2010/11/10

そこにある意味

普段はあまり見ないテレビ
何気なくつけた番組、世界仰天ニュースで
「難病と戦う少女」と言う特集を組まれていた。守井朝陽ちゃん。
驚いたことに娘と全く同じ病名だった
タイトルから、若く亡くなってしまうのは想像出来たのでテレビを消そうか迷ったけど
胎児診断から出生時の様子、病状の進行など娘と似た過程だったので
見てみることにした
10万人に一人。原因は不明。
病態、複雑な手術方法の説明などは多少省いてる感もあった気はするが
一般の人にもとても分かりやすく解説されていたので良かったと思った
9歳の短い生涯、精一杯生き抜いた姿が、テレビにしては妙な誇張もなく淡々と
描かれていたのが逆に娘の姿と重なり涙が止まらなかった。

印象に残ったのは、
朝陽ちゃんが友達に、「朝陽ちゃん明日オペなんやろ、頑張ってな」と言われて
泣き出し、「頑張ってって言われたないねん。朝陽な、頑張ってるやん。
そやのに、もっと頑張らなあかんの?」と言い、この言葉に母親はなんて言っていいのか・・・と絶句した場面です。

私は何度、娘に頑張れといってるだろう。
ICUで意識のないとき、今夜が峠と言われたとき、
ギリギリのところで生命を維持していたとき、
娘の入院中、意識不明のときの記憶が残ってる、周りで何が起こっているか声が聞こえたり話していることが分かっていたというある患者の手記を読んだ
この本の出会いが私にとっては大きな啓示となった。
昏睡状態でも、意識がなくても、いつもいつも励ましの言葉をかけ、
日常のように絵本を読んだり、なんでもない話をしたり、空の色を教えてあげる
手を握りしめ、安心感を与えることがいかに大切かの確信をもっている。

そして信じること。
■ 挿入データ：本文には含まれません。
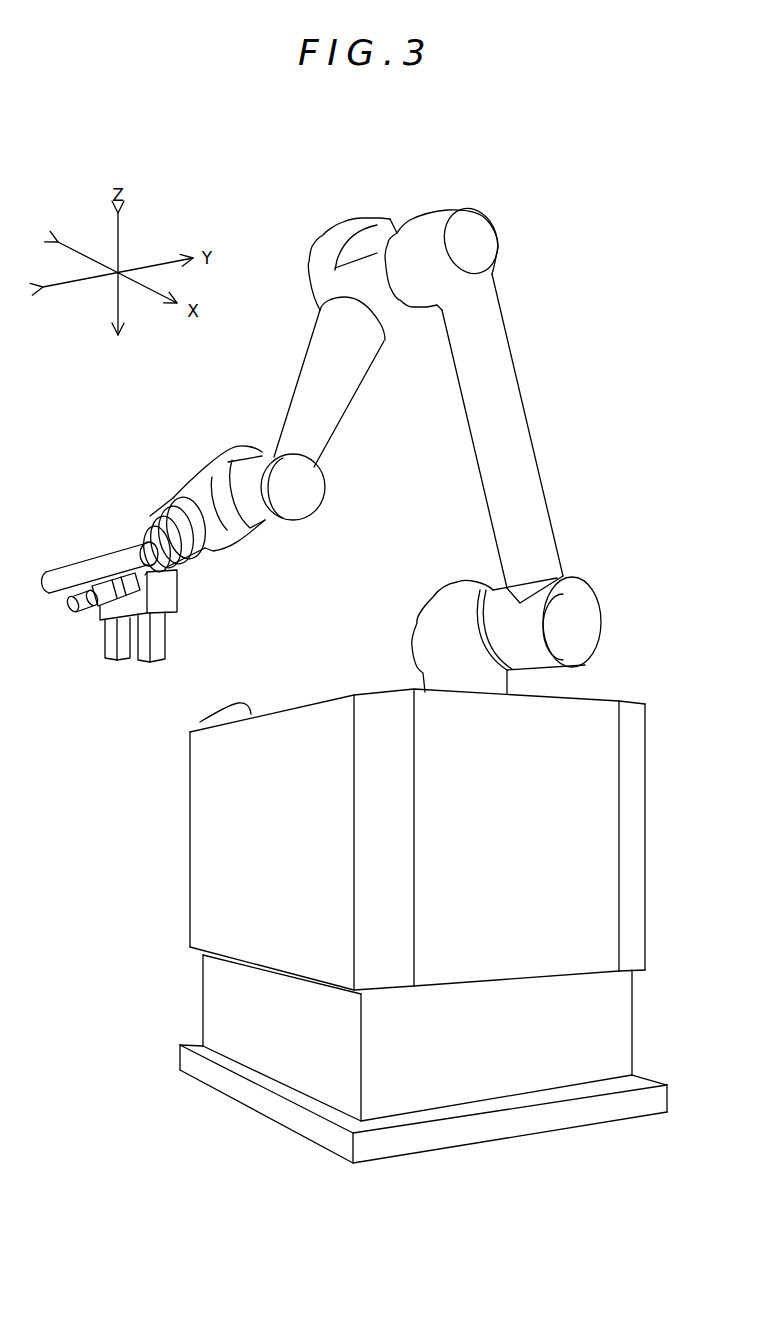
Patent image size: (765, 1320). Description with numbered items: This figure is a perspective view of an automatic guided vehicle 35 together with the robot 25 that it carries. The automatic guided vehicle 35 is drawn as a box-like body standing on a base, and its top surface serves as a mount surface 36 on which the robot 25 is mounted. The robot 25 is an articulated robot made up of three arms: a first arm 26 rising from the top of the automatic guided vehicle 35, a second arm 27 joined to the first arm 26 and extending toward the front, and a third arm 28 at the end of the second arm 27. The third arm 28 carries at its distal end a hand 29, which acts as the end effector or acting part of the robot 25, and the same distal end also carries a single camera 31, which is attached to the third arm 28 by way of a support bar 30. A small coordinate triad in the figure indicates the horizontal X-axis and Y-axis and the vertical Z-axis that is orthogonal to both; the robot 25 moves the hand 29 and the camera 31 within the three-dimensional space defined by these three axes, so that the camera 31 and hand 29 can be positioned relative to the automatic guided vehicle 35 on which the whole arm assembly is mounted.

The robot 25 is at (568, 378).
The first arm 26 is at (483, 456).
The second arm 27 is at (320, 358).
The third arm 28 is at (142, 536).
The hand 29 is at (172, 598).
The support bar 30 is at (78, 560).
The camera 31 is at (70, 610).
The automatic guided vehicle 35 is at (166, 918).
The mount surface 36 is at (200, 722).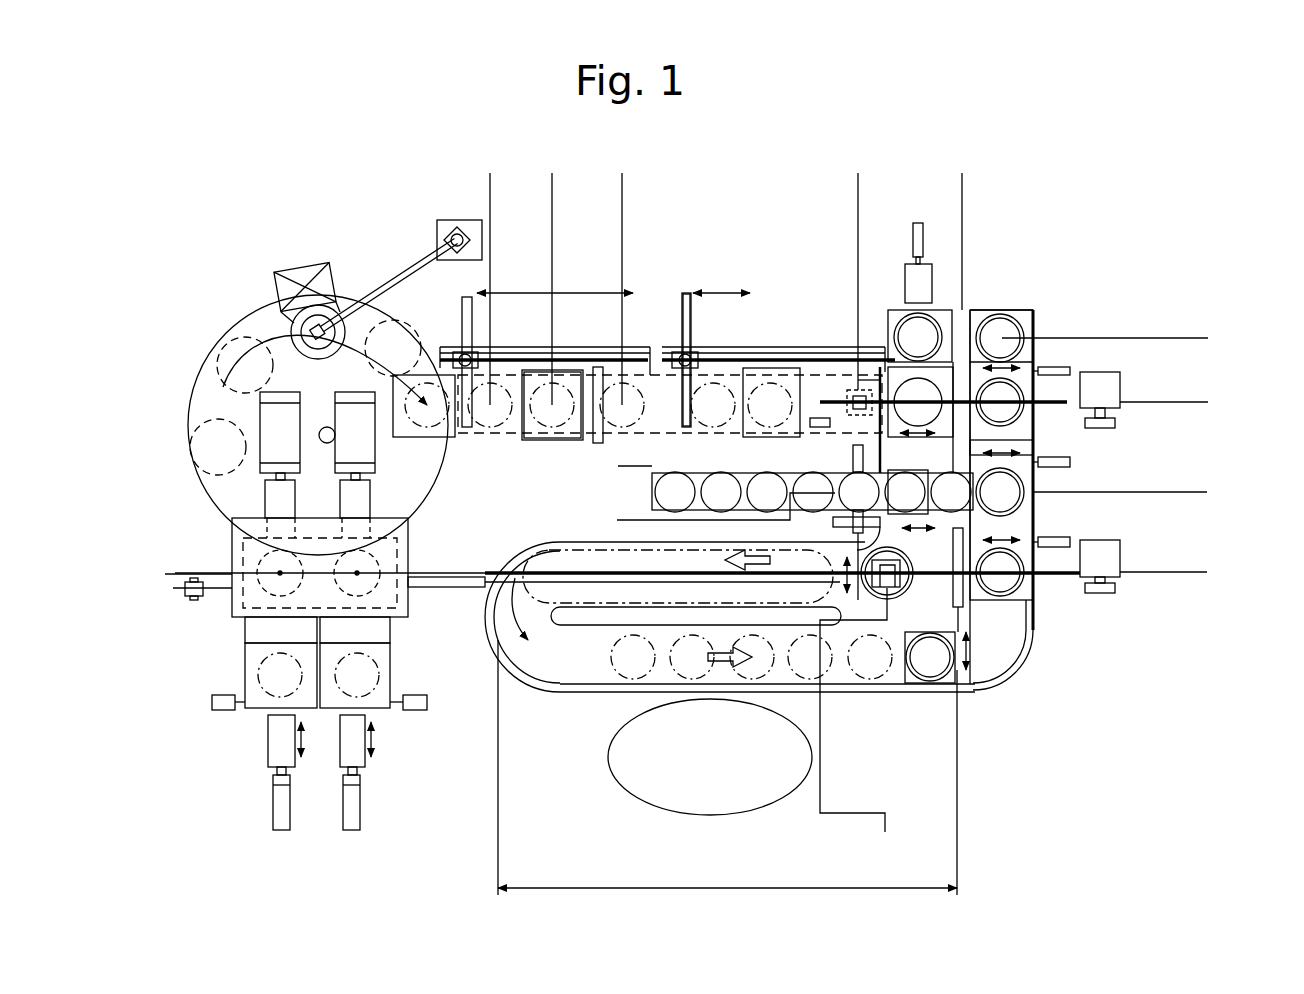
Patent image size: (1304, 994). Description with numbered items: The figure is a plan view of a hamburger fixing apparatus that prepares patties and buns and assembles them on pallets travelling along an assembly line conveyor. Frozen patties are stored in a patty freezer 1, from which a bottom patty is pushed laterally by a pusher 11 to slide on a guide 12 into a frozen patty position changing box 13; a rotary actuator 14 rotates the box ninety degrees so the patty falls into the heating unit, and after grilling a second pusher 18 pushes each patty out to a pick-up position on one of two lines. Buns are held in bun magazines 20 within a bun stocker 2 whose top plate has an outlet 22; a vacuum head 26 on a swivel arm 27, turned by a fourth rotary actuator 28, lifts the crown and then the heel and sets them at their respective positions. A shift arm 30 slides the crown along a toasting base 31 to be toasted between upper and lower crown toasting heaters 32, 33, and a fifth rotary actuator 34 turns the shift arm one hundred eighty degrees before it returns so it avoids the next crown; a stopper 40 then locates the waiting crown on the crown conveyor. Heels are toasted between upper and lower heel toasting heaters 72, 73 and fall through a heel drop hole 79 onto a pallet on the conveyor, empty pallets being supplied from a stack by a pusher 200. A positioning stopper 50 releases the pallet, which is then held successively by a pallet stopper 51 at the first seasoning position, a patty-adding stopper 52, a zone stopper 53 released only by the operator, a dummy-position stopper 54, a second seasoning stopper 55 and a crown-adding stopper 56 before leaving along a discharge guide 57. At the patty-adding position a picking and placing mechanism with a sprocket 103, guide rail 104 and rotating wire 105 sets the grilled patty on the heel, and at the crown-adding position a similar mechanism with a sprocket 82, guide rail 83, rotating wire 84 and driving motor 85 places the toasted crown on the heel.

The patty freezer 1 is at (228, 540).
The bun stocker 2 is at (198, 332).
The pusher 11 is at (347, 422).
The guide 12 is at (245, 640).
The frozen patty position changing box 13 is at (247, 680).
The rotary actuator 14 is at (220, 712).
The second pusher 18 is at (268, 812).
The bun magazine 20 is at (236, 338).
The outlet 22 is at (281, 305).
The vacuum head 26 is at (340, 305).
The swivel arm 27 is at (413, 270).
The fourth rotary actuator 28 is at (477, 220).
The shift arm 30 is at (470, 298).
The toasting base 31 is at (513, 425).
The upper crown toasting heater 32 is at (537, 370).
The lower crown toasting heater 33 is at (552, 405).
The fifth rotary actuator 34 is at (470, 352).
The stopper 40 is at (845, 375).
The positioning stopper 50 is at (990, 440).
The pallet stopper 51 is at (950, 530).
The P3 stopper 52 is at (850, 600).
The zone D stopper 53 is at (955, 680).
The DA stopper 54 is at (1035, 540).
The S2 stopper 55 is at (1037, 478).
The C7 stopper 56 is at (1033, 357).
The discharge guide 57 is at (1030, 310).
The upper heel toasting heater 72 is at (753, 358).
The lower heel toasting heater 73 is at (686, 360).
The heel drop hole 79 is at (988, 310).
The sprocket 82 is at (790, 358).
The guide rail 83 is at (878, 355).
The rotating wire 84 is at (1090, 420).
The driving motor 85 is at (1113, 372).
The sprocket 103 is at (190, 598).
The guide rail 104 is at (447, 578).
The rotating wire 105 is at (1045, 588).
The pusher 200 is at (933, 283).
信じぬくこと
中途半端な気持ちで何かが実現したことはあるだろうか
強い意志を持って、ひたすら信じることがある奇跡を起こすのだと思う
そして信じ続けるには心身の強さや明るさが必要不可欠ということも学んだ
娘が私の元に生まれてくれるためにヨガと私は出会ったのだと信じている
そして娘は言われなくても死ぬほど頑張って「今」生きているんだと思う
それが生きることなんだ
私はこれからも娘の大変なとき、やっぱり娘には頑張れと言うだろう
頑張って生きて
その魂を全うしてほしい

物事を受け止め方を変えること、明るくいること
シリアスな状況でも悲しい気持ちだけで生きていたくない
支えられる人間になるために、もっともっと自分を成長させたいと思った
娘に恥じない人間に成長したい

私は普段テレビのそういった情報は殆ど見ないようにしている
子どもの難病特集とかオペ、ハンディキャップの類のもの
お涙ちょうだい的な、感動をありがとう的な24時間テレビなども何年も見ていない。
昔から違和感があった。障害者は何か特別な頑張りをしないと認められないの?
別に感動させるために生きているわけではないのだろう。
感動してもらわなくてもいいからこういう人々がいるという事実を
知ると言うことが大切なのではないだろうか

実際はもっと日常的でそんなにシリアスなものじゃないような気がする
もちろん状況によってシリアスにならざる得ないこともある
でもそんな毎日なら心がもたない。